A coalition of cyclists gathers to protest against new bicycle policies and ride down College Street. Photo: Christopher Pearce Protesters rode bikes of all shapes and sizes including tandems, cruisers, road and mountain bikes, and cargo, foldable and recumbent bikes. Photo: Christopher Pearce
Sydney Push cyclists want to deliver a message to NSW Premier Mike Baird – Sydney is failing to keep pace with the rest of the world. Photo: Christopher Pearce
A rainbow coalition of cyclists swept down College Street on Saturday afternoon to deliver a message to NSW Premier Mike Baird – Sydney is failing to keep pace with the rest of the world.
They rode bikes of all shapes and sizes including tandems, cruisers, road and mountain bikes, and cargo, foldable and recumbent bikes.
And they filled each lane two abreast, riding slowly to temporarily claim back College Street where the cycleway was recently removed.
The cyclists were members of the Sydney Push, the action group defending cyclists’ rights, protesting against Transport for NSW’s Get Together campaign which introduces a raft of new rules and fines for cyclists.
They particularly object to new requirements for cyclists to carry photo ID and at increases in fines – from $71 to $319 for not wearing a helmet, $71 to $425 for running a red light, and from $71 to $319 for holding up a moving vehicle.
The new rules and penalties are described by Sydney Push spokesman Rob Berry as aimed at discouraging Sydneysiders from cycling.
“Our goal is for the NSW government to reconsider these policies so that the rate of cycling can continue to grow,” he said.
“Every country in the world encourages cycling. It is supported across the political spectrum. But here we have a government that considers cycling as an intrusion and brings in laws that won’t protect the safety of cyclists but discourages them.”
Bronwen Evans, 57, a vet, says she has been “car doored” twice while riding her bike along a cycleway.
She now rides her bike through the traffic on College Street after the cycleway was removed.
“In Europe they respect cyclists and encourage everyone to ride,” she said. “We have the weather here but the government wants to discourage us.”
Ben Triefus, 56, an IT professional cycles three times a week from his home in Mount Colah to work in Burwood.
“Every other country wants to make cycling a utility but here they are doing everything to eradicate it,” he said.
Yvonne Poon, 35, is recovering from a recent heart procedure. “It’s better for me to get on a bike and exercise,” she said.

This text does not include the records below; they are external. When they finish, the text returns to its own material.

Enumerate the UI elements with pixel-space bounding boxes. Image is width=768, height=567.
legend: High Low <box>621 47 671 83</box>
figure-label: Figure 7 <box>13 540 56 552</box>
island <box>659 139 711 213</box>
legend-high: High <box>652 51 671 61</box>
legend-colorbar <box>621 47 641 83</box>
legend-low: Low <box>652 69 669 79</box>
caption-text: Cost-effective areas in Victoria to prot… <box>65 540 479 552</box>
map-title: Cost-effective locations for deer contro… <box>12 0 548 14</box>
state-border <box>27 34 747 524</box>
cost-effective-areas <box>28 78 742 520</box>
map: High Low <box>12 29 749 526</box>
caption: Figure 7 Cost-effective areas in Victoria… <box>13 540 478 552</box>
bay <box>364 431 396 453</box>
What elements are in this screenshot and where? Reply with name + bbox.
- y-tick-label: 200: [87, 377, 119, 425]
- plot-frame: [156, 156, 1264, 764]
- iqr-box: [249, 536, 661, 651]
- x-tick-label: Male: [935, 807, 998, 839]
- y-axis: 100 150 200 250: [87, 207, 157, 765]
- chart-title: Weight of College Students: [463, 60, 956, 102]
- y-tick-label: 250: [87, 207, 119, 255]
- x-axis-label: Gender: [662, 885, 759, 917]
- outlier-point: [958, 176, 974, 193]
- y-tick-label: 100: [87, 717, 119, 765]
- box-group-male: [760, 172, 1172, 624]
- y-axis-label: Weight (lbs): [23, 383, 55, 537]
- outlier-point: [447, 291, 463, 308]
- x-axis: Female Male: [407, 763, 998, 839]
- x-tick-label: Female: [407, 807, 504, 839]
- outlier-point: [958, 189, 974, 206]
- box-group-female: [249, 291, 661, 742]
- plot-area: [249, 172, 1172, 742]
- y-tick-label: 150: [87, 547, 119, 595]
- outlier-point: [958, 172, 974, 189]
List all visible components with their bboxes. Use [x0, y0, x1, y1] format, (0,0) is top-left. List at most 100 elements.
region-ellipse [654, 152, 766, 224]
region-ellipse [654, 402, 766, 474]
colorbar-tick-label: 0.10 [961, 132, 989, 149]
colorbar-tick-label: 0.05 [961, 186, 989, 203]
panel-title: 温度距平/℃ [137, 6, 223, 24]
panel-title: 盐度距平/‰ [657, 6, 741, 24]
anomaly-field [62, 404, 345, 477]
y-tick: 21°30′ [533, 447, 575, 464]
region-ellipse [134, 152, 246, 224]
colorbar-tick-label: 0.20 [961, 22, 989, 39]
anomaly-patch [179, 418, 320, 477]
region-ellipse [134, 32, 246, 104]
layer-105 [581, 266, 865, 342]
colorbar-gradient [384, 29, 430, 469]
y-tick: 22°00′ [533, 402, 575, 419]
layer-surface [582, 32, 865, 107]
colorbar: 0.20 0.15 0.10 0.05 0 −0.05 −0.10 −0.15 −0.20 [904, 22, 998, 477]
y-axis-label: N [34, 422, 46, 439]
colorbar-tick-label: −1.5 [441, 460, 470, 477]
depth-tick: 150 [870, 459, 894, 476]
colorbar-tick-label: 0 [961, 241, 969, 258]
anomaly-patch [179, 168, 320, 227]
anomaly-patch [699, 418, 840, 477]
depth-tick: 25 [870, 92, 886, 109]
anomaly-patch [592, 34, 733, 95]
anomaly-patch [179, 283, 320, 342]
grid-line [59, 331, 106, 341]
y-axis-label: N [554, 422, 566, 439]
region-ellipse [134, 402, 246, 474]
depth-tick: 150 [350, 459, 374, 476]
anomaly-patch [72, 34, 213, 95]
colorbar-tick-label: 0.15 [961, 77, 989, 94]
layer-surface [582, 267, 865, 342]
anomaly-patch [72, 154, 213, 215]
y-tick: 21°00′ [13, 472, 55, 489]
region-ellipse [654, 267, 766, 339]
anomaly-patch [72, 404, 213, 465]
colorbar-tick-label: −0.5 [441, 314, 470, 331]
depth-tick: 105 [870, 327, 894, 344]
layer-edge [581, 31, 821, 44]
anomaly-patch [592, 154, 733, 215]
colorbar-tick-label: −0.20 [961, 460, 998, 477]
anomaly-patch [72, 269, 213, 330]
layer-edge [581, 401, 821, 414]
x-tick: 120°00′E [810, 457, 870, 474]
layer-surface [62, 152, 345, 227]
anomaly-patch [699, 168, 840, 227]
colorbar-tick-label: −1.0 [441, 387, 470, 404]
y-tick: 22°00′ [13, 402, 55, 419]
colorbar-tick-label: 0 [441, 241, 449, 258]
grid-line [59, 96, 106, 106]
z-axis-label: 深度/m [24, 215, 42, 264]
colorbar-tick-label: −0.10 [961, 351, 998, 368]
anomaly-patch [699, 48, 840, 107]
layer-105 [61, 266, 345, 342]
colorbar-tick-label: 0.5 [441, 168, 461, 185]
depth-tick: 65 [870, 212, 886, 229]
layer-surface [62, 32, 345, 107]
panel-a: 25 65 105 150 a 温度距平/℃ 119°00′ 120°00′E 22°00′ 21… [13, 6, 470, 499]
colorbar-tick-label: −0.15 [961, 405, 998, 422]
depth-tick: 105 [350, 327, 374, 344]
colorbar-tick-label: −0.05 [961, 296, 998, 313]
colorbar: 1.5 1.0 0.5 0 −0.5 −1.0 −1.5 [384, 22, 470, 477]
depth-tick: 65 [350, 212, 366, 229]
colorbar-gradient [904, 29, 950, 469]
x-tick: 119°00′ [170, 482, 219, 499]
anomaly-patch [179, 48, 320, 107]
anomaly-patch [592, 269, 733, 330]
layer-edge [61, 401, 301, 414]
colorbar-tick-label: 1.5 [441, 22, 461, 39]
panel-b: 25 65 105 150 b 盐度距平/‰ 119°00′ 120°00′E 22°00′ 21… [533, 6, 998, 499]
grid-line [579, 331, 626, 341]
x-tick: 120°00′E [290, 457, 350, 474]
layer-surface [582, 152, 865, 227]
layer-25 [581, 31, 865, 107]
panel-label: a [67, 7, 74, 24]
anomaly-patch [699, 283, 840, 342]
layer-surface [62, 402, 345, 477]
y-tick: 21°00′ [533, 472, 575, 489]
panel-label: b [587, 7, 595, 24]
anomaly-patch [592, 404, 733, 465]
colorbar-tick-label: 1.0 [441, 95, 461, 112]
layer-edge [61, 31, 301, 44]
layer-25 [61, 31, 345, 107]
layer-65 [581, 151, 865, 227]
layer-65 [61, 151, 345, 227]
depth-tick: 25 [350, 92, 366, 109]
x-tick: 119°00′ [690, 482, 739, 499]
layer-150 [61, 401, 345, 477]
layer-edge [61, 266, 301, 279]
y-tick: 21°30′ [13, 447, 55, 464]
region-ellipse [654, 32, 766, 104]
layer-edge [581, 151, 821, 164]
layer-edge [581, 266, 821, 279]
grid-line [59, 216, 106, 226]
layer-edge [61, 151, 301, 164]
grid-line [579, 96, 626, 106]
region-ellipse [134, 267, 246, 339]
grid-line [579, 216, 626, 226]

“I tell friends I’m not a cyclist. I’m a person who rides a bike. Cyclists are basically regarded in this country as scum.”
After rallying at Whitlam Square, about 100 cyclists rode down College Street and on to Art Gallery Road, finishing at Martin Place where they made their own identity cards which they will deliver to politicians to show the varying backgrounds of the cycling clan.
“There’s no such thing as a normal bike rider,” Yvonne said. “Today is about diversity.”